Syria's Assad Sends Russian Missile System to Hezbollah with Wagner Group's Help, say US Intel
Syrian President Bashar al-Assad has reportedly agreed to provide Hezbollah with a Russian-made missile defense system, according to US intelligence. The Russian mercenary organization Wagner Group has been tasked with the delivery of the system. There are concerns that this could lead to a new front in Israel's war on Hamas.
The United States has received intelligence indicating that Syrian President Bashar al-Assad has agreed to supply the Lebanese militant group Hezbollah with a Russian-made missile defense system, according to two informed sources. The delivery of the surface-to-air SA-22 missile system, also known as Pantsir, is reportedly being carried out by the Russian mercenary organization Wagner Group, which operates in Syria. It is unclear whether the system has already been delivered or how close it is to being delivered. The sources revealed that the system was originally provided by Russia for use by the Syrian government.
The US has been closely monitoring the movement of the missile defense system, with one source stating that the assessment is based on intelligence gathered about discussions between Assad, Wagner, and Hezbollah regarding the delivery. While Wagner and Hezbollah fighters have been present in Syria for years, working alongside Russian and Syrian armed forces to support the Assad regime against the Syrian opposition, Assad's role in providing the missile defense system to Hezbollah has not been previously reported. The Wall Street Journal had previously suggested that Wagner might supply the system to Hezbollah.
There is evidence of increasing collaboration between Hezbollah and Wagner in Syria, according to a third source familiar with Western intelligence. This collaboration raises concerns that Hezbollah may be considering opening a new front in Israel's conflict with Hamas, particularly along Israel's northern border with Lebanon. The US has repeatedly warned Hezbollah and other Iran-backed groups to refrain from involvement in the conflict and has deployed aircraft carriers and troops to the region as a deterrent against escalation.

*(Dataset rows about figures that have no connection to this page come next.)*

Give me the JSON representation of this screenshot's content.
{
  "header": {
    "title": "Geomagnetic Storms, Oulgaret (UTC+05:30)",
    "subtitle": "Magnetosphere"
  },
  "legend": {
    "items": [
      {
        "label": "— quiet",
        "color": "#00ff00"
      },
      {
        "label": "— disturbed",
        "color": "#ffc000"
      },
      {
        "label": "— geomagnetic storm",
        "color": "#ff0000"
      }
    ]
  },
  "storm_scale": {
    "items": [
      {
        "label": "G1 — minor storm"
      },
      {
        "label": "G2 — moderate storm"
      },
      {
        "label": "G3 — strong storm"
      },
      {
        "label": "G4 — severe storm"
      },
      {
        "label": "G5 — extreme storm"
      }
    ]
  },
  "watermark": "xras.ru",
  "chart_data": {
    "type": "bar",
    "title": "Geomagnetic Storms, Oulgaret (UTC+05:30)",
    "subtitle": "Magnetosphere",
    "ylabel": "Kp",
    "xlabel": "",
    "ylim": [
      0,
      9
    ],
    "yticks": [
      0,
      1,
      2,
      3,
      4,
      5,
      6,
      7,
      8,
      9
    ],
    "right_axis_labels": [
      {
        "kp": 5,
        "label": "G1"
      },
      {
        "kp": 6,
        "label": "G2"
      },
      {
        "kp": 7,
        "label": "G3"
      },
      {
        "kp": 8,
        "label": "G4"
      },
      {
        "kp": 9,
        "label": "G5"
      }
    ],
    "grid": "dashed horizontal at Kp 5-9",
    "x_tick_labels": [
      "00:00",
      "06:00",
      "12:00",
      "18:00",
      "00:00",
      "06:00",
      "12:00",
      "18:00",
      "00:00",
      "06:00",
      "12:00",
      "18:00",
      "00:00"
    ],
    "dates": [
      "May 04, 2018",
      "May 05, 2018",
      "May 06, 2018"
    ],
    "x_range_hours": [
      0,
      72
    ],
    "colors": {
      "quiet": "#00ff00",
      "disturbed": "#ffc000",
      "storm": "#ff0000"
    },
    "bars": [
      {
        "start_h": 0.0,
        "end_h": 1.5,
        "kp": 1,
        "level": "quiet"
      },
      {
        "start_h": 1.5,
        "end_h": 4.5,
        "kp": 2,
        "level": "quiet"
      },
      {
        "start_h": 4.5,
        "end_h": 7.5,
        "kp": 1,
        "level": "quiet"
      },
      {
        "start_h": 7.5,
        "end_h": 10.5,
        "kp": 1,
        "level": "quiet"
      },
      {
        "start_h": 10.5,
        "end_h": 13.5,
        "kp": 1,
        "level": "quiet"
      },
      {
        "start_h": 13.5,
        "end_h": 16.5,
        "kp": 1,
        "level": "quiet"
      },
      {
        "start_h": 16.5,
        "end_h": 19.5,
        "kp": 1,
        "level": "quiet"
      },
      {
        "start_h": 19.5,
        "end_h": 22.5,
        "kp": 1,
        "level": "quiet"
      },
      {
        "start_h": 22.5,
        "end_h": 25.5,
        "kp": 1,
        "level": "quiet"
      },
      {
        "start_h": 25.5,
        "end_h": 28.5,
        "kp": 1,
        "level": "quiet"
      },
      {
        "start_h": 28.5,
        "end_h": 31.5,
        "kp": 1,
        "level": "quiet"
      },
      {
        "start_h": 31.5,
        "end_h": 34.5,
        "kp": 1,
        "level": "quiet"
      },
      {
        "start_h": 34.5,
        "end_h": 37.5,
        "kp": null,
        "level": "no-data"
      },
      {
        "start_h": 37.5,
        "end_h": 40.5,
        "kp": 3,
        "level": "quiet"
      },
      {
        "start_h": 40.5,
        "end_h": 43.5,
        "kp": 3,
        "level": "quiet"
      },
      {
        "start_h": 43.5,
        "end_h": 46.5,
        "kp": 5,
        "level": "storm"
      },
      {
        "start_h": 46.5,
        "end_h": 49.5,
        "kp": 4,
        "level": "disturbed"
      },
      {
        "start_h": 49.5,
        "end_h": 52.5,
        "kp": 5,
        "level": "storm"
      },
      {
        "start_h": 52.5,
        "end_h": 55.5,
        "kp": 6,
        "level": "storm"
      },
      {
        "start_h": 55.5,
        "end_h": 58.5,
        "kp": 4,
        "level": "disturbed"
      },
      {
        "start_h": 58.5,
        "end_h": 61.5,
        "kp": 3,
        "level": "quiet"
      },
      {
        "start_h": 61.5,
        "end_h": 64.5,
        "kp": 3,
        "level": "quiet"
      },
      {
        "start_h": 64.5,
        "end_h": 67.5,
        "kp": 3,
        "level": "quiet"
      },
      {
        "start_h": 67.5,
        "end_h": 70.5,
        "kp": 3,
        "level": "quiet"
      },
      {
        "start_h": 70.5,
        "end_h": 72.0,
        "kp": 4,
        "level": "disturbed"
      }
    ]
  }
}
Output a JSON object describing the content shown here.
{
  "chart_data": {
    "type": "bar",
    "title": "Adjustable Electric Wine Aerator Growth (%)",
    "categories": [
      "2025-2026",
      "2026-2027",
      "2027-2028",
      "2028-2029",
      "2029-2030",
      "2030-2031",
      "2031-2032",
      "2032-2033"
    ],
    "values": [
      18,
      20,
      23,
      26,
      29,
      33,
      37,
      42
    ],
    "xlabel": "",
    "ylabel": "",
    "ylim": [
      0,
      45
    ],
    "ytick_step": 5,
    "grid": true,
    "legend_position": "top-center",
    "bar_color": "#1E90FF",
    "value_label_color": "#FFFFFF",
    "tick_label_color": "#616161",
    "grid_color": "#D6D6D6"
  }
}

Israel has previously targeted missile systems inside Syria as part of broader attacks on Iranian military sites in the country. It remains uncertain how much influence Russia had over the decision to provide the missile defense system to Hezbollah. Although the Kremlin has attempted to absorb Wagner mercenaries and the group's assets since the death of Wagner leader Yevgeny Prigozhin, there has been no definitive shift in terms of the Kremlin taking full ownership of the fighters, according to previous CNN reports.
In a separate development, Russia hosted Hamas leaders in Moscow earlier this month, which drew criticism from the Israeli government. The US intelligence community currently believes that Iran and its proxies are carefully calculating their response to Israel's military intervention in Gaza to avoid direct conflict with Israel or the US, while still inflicting costs on their adversaries. However, officials express concerns that Hezbollah, as an ally of Hamas, may escalate tensions due to its internal politics.
Hezbollah's leader, Hassan Nasrallah, is scheduled to deliver a significant speech on Friday, which intelligence officials will closely analyze for indications of the group's intentions.